WASHINGTON (Reuters) - The U.S. International Trade Commission said on Friday it had made a final finding in a dumping investigation that imports of tool chests and cabinets from China and Vietnam were harming U.S. producers.
The decision paves the way for the U.S. Commerce Department to slap duties of up to 327 percent on the goods for a five-year initial period.
Last month, the Commerce Department found that tool chests imported from China and Vietnam were being dumped in the U.S. market, and announced prospective duties on the imports.
In a related case, the ITC found in January that U.S. manufacturers were being harmed by imports of tool chests from China that the Commerce Department had found were subsidized, locking in place countervailing duties.
In its announcement on April 5, the Commerce Department said tool chests manufactured by the Tongrun Single Entity (002150.SZ) in China would face antidumping duties of 97 percent, while imports from other Chinese producers would face duties of 244 percent.

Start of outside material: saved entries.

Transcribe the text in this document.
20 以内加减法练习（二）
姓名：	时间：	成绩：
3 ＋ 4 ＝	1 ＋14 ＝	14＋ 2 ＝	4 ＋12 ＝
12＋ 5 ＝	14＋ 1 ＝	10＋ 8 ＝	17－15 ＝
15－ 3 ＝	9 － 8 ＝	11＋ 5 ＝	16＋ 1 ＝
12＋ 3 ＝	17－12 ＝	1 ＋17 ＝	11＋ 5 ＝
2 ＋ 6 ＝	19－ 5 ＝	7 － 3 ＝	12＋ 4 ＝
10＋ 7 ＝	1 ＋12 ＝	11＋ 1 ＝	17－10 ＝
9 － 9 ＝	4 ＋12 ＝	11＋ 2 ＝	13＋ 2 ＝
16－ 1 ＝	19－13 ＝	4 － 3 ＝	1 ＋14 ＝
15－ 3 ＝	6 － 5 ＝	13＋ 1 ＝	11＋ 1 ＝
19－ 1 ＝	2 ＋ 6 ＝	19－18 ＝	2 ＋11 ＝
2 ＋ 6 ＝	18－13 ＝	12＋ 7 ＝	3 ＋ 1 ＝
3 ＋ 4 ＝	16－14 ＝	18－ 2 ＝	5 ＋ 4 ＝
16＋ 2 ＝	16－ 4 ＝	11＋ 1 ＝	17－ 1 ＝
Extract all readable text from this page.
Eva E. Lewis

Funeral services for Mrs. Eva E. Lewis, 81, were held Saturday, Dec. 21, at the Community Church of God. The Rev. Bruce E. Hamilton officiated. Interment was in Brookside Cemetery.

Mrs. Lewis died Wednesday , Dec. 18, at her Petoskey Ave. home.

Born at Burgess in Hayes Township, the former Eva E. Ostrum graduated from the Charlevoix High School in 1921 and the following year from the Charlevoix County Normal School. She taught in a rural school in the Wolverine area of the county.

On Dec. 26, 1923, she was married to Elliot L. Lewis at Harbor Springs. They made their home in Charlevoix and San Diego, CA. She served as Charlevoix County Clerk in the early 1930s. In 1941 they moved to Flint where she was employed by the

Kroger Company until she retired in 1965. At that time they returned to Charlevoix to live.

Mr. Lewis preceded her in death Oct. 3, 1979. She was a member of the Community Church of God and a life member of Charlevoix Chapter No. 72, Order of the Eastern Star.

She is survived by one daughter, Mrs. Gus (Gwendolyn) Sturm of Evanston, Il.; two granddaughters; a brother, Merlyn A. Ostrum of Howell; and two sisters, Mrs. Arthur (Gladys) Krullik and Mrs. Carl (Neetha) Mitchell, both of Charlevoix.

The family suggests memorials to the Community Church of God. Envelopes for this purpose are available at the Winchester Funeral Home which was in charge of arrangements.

Imports from Vietnam would face a duty of 327 percent, it said.
The case was brought by Waterloo Industries Inc of Sedalia, Missouri, a subsidiary of Fortune Brands Home & Security Inc (FBHS.N), which says it accounts for more than half the domestic production of tool chests and cabinets.
In 2016, the value of imports of tool chests and cabinets from China totalled $230 million (170 million pounds), while imports from Vietnam were valued at $77 million, Commerce data shows.